A response to the Digital Britain Interim Report
In January 2009 the UK Department for Culture Media and Sport published the Digital Britain: The Interim Report, lead by former Ofcom chief executive Stephen Carter, which is a 'plan to secure Britain’s place at the forefront of the global digital economy'. The interim report contains more than 20 recommendations on: next generation networks, universal access to broadband, the creation of a second public service provider of scale, the modernisation of wireless radio spectrum holdings, a digital future for radio, a new deal for digital content rights, and enhancing the digital delivery of public services. The consultation period, facilitated by the Digital Britain discussion site, finished this week. The Write to Reply service also provides a way to comment on the Report paragraph by paragraph. From my experience, a number areas in the draft report need to be addressed:
- More vision and imagination needed: Digital/network technologies are assumed to be general beneficial, which they can be, but there is no sense from the report that the profound characteristics of these tools are understood or that there is a vision (however flawed) of what a network society might be. (Though we should be wary of terms such as 'network society' and 'digital Britain': to talk today about 'electric Britain' shows how quaint and wrong-headed are such conceits) Electricity is mentioned as a parallel social-technology, but the imagination of the digital future presented in the report is stuck where thinking about electricity was in 1900.

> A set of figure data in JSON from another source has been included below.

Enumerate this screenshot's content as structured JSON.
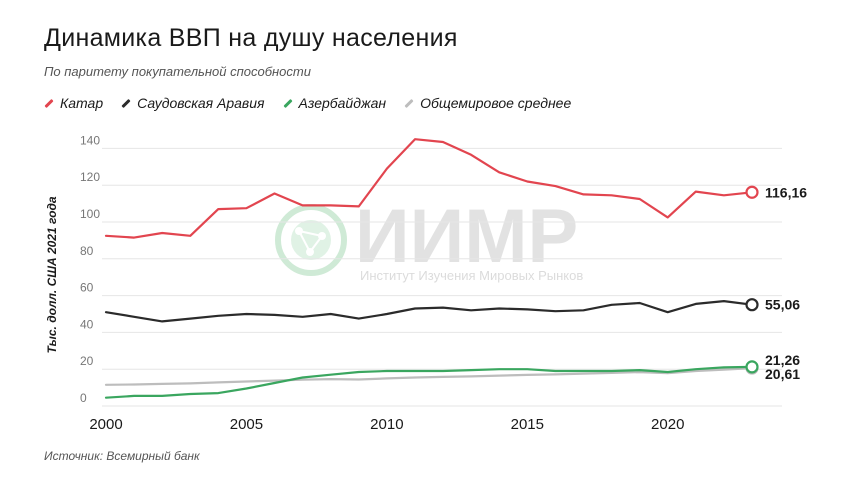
{
  "title": "Динамика ВВП на душу населения",
  "subtitle": "По паритету покупательной способности",
  "source": "Источник: Всемирный банк",
  "watermark": {
    "text": "ИИМР",
    "subtext": "Институт Изучения Мировых Рынков",
    "icon": "globe-network-icon"
  },
  "legend": [
    {
      "name": "Катар",
      "color": "#e2454f"
    },
    {
      "name": "Саудовская Аравия",
      "color": "#2b2b2b"
    },
    {
      "name": "Азербайджан",
      "color": "#3aa65f"
    },
    {
      "name": "Общемировое среднее",
      "color": "#bdbdbd"
    }
  ],
  "chart_data": {
    "type": "line",
    "title": "Динамика ВВП на душу населения",
    "subtitle": "По паритету покупательной способности",
    "ylabel": "Тыс. долл. США 2021 года",
    "xlabel": "",
    "ylim": [
      0,
      150
    ],
    "xlim": [
      2000,
      2023
    ],
    "yticks": [
      0,
      20,
      40,
      60,
      80,
      100,
      120,
      140
    ],
    "xticks": [
      2000,
      2005,
      2010,
      2015,
      2020
    ],
    "grid": "horizontal",
    "legend_position": "top-left",
    "x": [
      2000,
      2001,
      2002,
      2003,
      2004,
      2005,
      2006,
      2007,
      2008,
      2009,
      2010,
      2011,
      2012,
      2013,
      2014,
      2015,
      2016,
      2017,
      2018,
      2019,
      2020,
      2021,
      2022,
      2023
    ],
    "series": [
      {
        "name": "Катар",
        "color": "#e2454f",
        "end_label": "116,16",
        "values": [
          92.5,
          91.5,
          94,
          92.5,
          107,
          107.5,
          115.5,
          109,
          109,
          108.5,
          129,
          145,
          143.5,
          136.5,
          127,
          122,
          119.5,
          115,
          114.5,
          112.5,
          102.5,
          116.5,
          114.5,
          116.16
        ]
      },
      {
        "name": "Саудовская Аравия",
        "color": "#2b2b2b",
        "end_label": "55,06",
        "values": [
          51,
          48.5,
          46,
          47.5,
          49,
          50,
          49.5,
          48.5,
          50,
          47.5,
          50,
          53,
          53.5,
          52,
          53,
          52.5,
          51.5,
          52,
          55,
          56,
          51,
          55.5,
          57,
          55.06
        ]
      },
      {
        "name": "Азербайджан",
        "color": "#3aa65f",
        "end_label": "21,26",
        "values": [
          4.5,
          5.5,
          5.5,
          6.5,
          7,
          9.5,
          12.5,
          15.5,
          17,
          18.5,
          19,
          19,
          19,
          19.5,
          20,
          20,
          19,
          19,
          19,
          19.5,
          18.5,
          20,
          21,
          21.26
        ]
      },
      {
        "name": "Общемировое среднее",
        "color": "#bdbdbd",
        "end_label": "20,61",
        "values": [
          11.5,
          11.7,
          12,
          12.3,
          12.8,
          13.3,
          13.8,
          14.3,
          14.6,
          14.4,
          15,
          15.5,
          15.8,
          16.1,
          16.5,
          16.9,
          17.2,
          17.6,
          18,
          18.4,
          17.8,
          19,
          19.8,
          20.61
        ]
      }
    ]
  }
}
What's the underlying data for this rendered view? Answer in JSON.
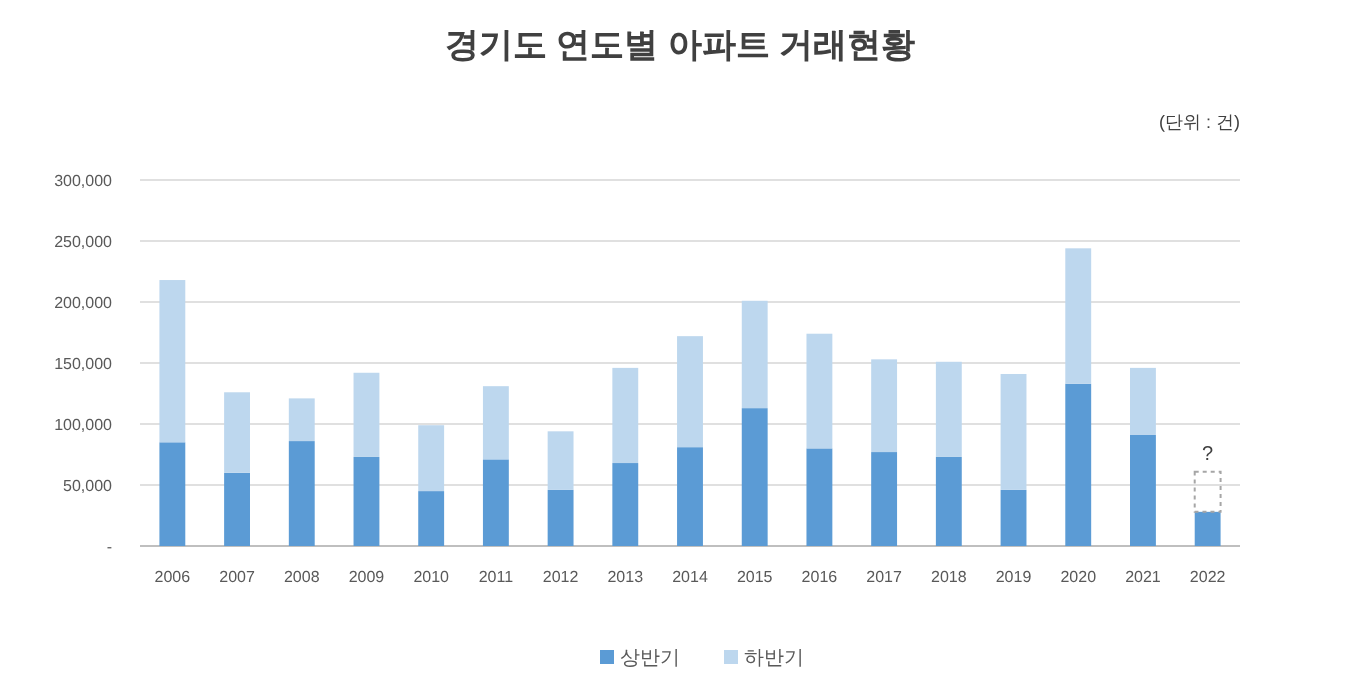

- There is no sense that we need to find new ways to discover needs and desires, and prototype them: The general view of the report is that 'if you build it they will come'. Perhaps. But we have built many things people didn't come to, include many networks. Our objective should be to better anticipate what people might want, even if the needs or desires are latent or unexpressed. This would be ambitious. And we should encourage experimentation and prototyping to facilitate creating better outcomes.
- The technology, economic, social and business cases are set out to some extent, but not the people case. How are we going to facilitate the creation of products and services people might want? There is only one reference in the report to ease of use (in the context of developing user-friendly mass market services) and none of design. If we want to avoid the kinds of failures we have seen in big government IT projects we need to understand audiences better, and create better things for them.
- The report proposes a 2Mb/s 'universal service commitment'. This is both too little and too much. Too little for obvious reasons related to high definition broadcasting, video conferencing, and the like. But too much in the sense that it fetishes bandwidth for its own sake. In the early noughties when BT was being attacked for low broadband speeds compared to other countries I asked "How much bandwidth do those hot communication technologies SMS and IM need? Almost none" (Boring broadbandwidth baloney, 2004, and see also my piece Thinktanks fill up on broadband published in Silicon.com in 2004). Since then we have seen huge uptake of social networking tools, which typically use tiny amounts of bandwidth, for instance for a status update or Tweet. The 'high bandwidth' element is all embedded in past experience in the relationship between the parties communicating. In this sense the Report shows a lack of imagination.
- There is no imagination about new forms of content that are of the medium: what ever one thinks of it, Big Brother is of the medium, at least of telephony/SMS/broadcast. But pushing half hour sitcoms down fat pipes is not the future. At best it is a transitional activity. We need some serious imagination and innovation in this area.
- Bad government services offline are bad government services online: Just putting something online doesn't make it any better, and the digital lustre soon fades. Digital networks aren't a panacea for bad government policy, and can't repair the damage that has been done to the relationship between citizen and state. In fact, trying to solve this problem with the wrong tools will tend to undermine in people's eyes their value even when they are used correctly.